Я не знаю, чему верить, ведь никогда ставки не были настолько высоки, что на их фоне моя жизнь и правда кажется ничем.
– О чем ты вообще говоришь? Что творится на Векторе и почему это все так важно?
Кажется, само понимание, что я оказался лишь в малой части того, что ждет всех людей, заставляет задуматься о нравственности моих решений. Вот еще вопрос: почему я так рационален, неужели его слова так способствуют развитию моего здравомыслия? Или же дело в чем-то другом, ведь совсем недавно я бы даже слушать его не стал, а просто вгрызся бы в глотку.

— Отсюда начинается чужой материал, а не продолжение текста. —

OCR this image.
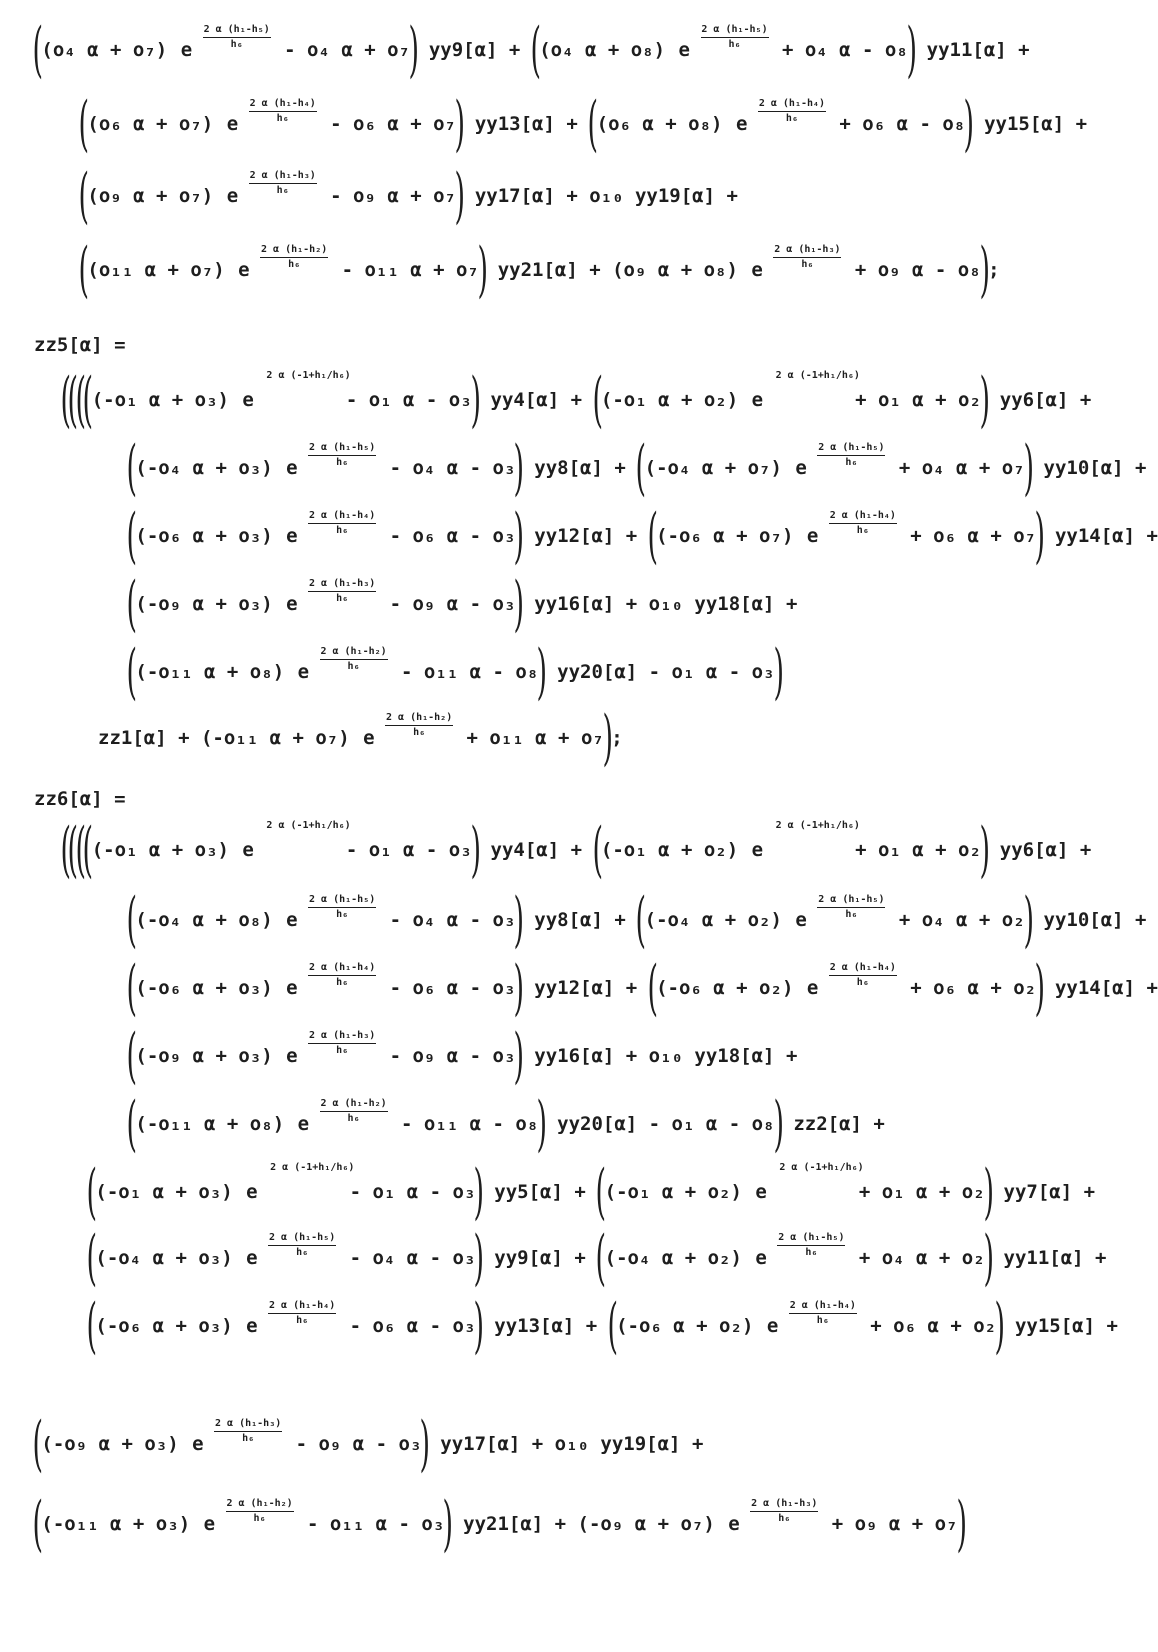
zz5[α] =
zz6[α] =
((o₄ α + o₇) e $\frac{\text{2 α (h₁-h₅)}}{\text{h₆}} - o_4$ α + o₇) yy9[α] + ((o₄ α + o₈) e $\frac{\text{2 α (h₁-h₅)}}{\text{h₆}} + o_4$ α - o₈) yy11[α] +
((o₆ α + o₇) e $\frac{\text{2 α (h₁-h₄)}}{\text{h₆}} - o_6$ α + o₇) yy13[α] + ((o₆ α + o₈) e $\frac{\text{2 α (h₁-h₄)}}{\text{h₆}} + o_6$ α - o₈) yy15[α] +
((o₉ α + o₇) e $\frac{\text{2 α (h₁-h₃)}}{\text{h₆}} - o_9$ α + o₇) yy17[α] + o₁₀ yy19[α] +
((o₁₁ α + o₇) e $\frac{\text{2 α (h₁-h₂)}}{\text{h₆}} - o_{11}$ α + o₇) yy21[α] + (o₉ α + o₈) e $\frac{\text{2 α (h₁-h₃)}}{\text{h₆}} + o_9$ α - o₈);
(((((-o₁ α + o₃) e
2 α (-1+h₁/h₆)
- o₁ α - o₃) yy4[α] + ((-o₁ α + o₂) e
2 α (-1+h₁/h₆)
+ o₁ α + o₂) yy6[α] +
((-o₄ α + o₃) e $\frac{\text{2 α (h₁-h₅)}}{\text{h₆}} - o_4$ α - o₃) yy8[α] + ((-o₄ α + o₇) e $\frac{\text{2 α (h₁-h₅)}}{\text{h₆}} + o_4$ α + o₇) yy10[α] +
((-o₆ α + o₃) e $\frac{\text{2 α (h₁-h₄)}}{\text{h₆}} - o_6$ α - o₃) yy12[α] + ((-o₆ α + o₇) e $\frac{\text{2 α (h₁-h₄)}}{\text{h₆}} + o_6$ α + o₇) yy14[α] +
((-o₉ α + o₃) e $\frac{\text{2 α (h₁-h₃)}}{\text{h₆}} - o_9$ α - o₃) yy16[α] + o₁₀ yy18[α] +
((-o₁₁ α + o₈) e $\frac{\text{2 α (h₁-h₂)}}{\text{h₆}} - o_{11}$ α - o₈) yy20[α] - o₁ α - o₃)
zz1[α] + (-o₁₁ α + o₇) e $\frac{\text{2 α (h₁-h₂)}}{\text{h₆}} + o_{11}$ α + o₇);
(((((-o₁ α + o₃) e
2 α (-1+h₁/h₆)
- o₁ α - o₃) yy4[α] + ((-o₁ α + o₂) e
2 α (-1+h₁/h₆)
+ o₁ α + o₂) yy6[α] +
((-o₄ α + o₈) e $\frac{\text{2 α (h₁-h₅)}}{\text{h₆}} - o_4$ α - o₃) yy8[α] + ((-o₄ α + o₂) e $\frac{\text{2 α (h₁-h₅)}}{\text{h₆}} + o_4$ α + o₂) yy10[α] +
((-o₆ α + o₃) e $\frac{\text{2 α (h₁-h₄)}}{\text{h₆}} - o_6$ α - o₃) yy12[α] + ((-o₆ α + o₂) e $\frac{\text{2 α (h₁-h₄)}}{\text{h₆}} + o_6$ α + o₂) yy14[α] +
((-o₉ α + o₃) e $\frac{\text{2 α (h₁-h₃)}}{\text{h₆}} - o_9$ α - o₃) yy16[α] + o₁₀ yy18[α] +
((-o₁₁ α + o₈) e $\frac{\text{2 α (h₁-h₂)}}{\text{h₆}} - o_{11}$ α - o₈) yy20[α] - o₁ α - o₈) zz2[α] +
((-o₁ α + o₃) e
2 α (-1+h₁/h₆)
- o₁ α - o₃) yy5[α] + ((-o₁ α + o₂) e
2 α (-1+h₁/h₆)
+ o₁ α + o₂) yy7[α] +
((-o₄ α + o₃) e $\frac{\text{2 α (h₁-h₅)}}{\text{h₆}} - o_4$ α - o₃) yy9[α] + ((-o₄ α + o₂) e $\frac{\text{2 α (h₁-h₅)}}{\text{h₆}} + o_4$ α + o₂) yy11[α] +
((-o₆ α + o₃) e $\frac{\text{2 α (h₁-h₄)}}{\text{h₆}} - o_6$ α - o₃) yy13[α] + ((-o₆ α + o₂) e $\frac{\text{2 α (h₁-h₄)}}{\text{h₆}} + o_6$ α + o₂) yy15[α] +
((-o₉ α + o₃) e $\frac{\text{2 α (h₁-h₃)}}{\text{h₆}} - o_9$ α - o₃) yy17[α] + o₁₀ yy19[α] +
((-o₁₁ α + o₃) e $\frac{\text{2 α (h₁-h₂)}}{\text{h₆}} - o_{11}$ α - o₃) yy21[α] + (-o₉ α + o₇) e $\frac{\text{2 α (h₁-h₃)}}{\text{h₆}} + o_9$ α + o₇)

– Сначала ты, и тогда посмотрим, ведь откуда мне знать, что ты скажешь правду, особенно в твоем состоянии.
– Доказать твою правду я тоже не могу, но все же готов идти на сотрудничество, хоть и сам не знаю почему.
– В любом случае я не буду рисковать. – Умник явно не готов был уступать больше. – Ты сам только что сказал, что не знаешь, почему веришь мне. Слишком большая вероятность неправильного понимания тобой всей правды, так что пока это все, что я могу тебе сказать.
Он отлично сдерживает себя, уверен и строг. Можно вечность с ним спорить и ничего не добиться.